A few years back when I was pulling together a cook book, some recipes where sourced direct from restaurant chefs. None of them worked, most came without clear directions or measurements. We had to start from scratch with all of them and build something from the ruins of these recipes. The one thing about this book was that all recipes were to be fool proof in a home kitchen so that's how we tested them. Years later I noticed one in a new friend's kitchen and they proclaimed it to be the most reliable cook book in their collection - phew!

As for me - I only ever stick to a recipe when baking, and even then the intuition has a habit of kicking in. Especially when I'm using eggs from Farmers Markets that can vary in size and fresh butter from the Vic Market which is creamier.

1:12 am  
Blogger Lucy said...

Leeks - yes, they would make it subtler and sweeter. Love fennel in everything. It's frustrating being bound by the rules, isn't it?

I got quite a lot out of that session, but perhaps what I enjoyed most were the panellists themselves.

Might just try and follow a recipe myself this week. Shall let you know how I go!

7:45 am  
Blogger Another Outspoken Female said...

Lucy - Absolutely. I challenge all other intuitive cooks to "cook by the book" just once this week.
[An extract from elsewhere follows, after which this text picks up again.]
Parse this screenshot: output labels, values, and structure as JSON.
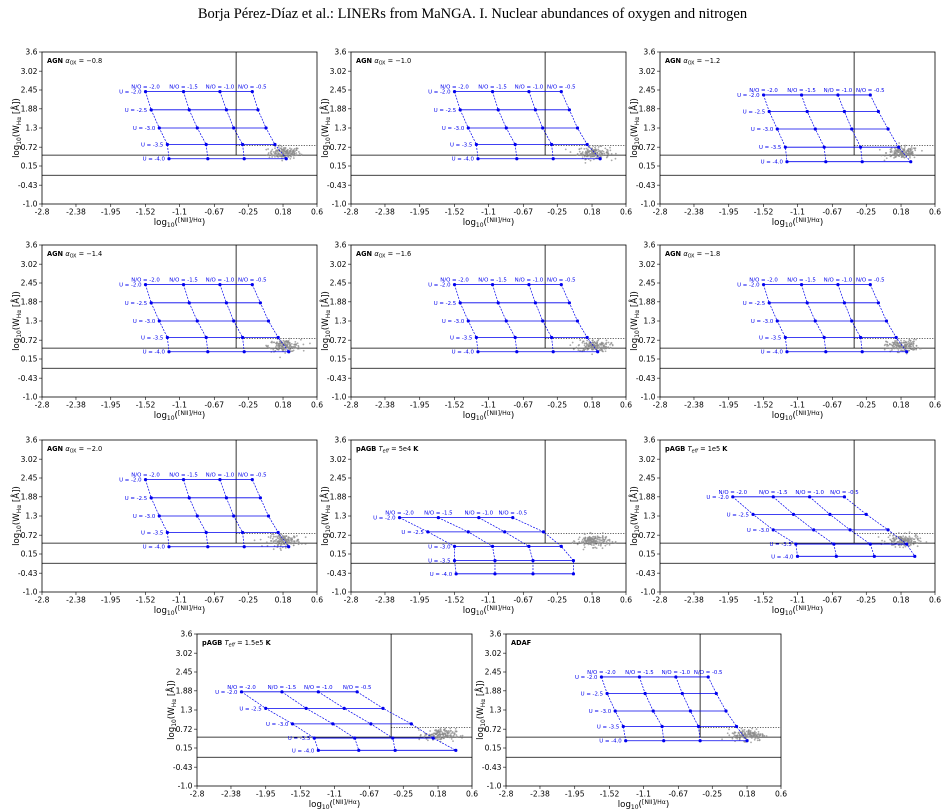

Anyone else up for it?

Sticky - I was a very confident baker as a child and there wasn't anything I was afraid to tackle. I think I was one of those kids who liked rules and boundaries. My internal chemistry changed some time in my teens and I've never been the same since :) As for chefs. I'm sure I read a few years ago that of all the big name TV show chefs, Jamie Oliver's were the worst written.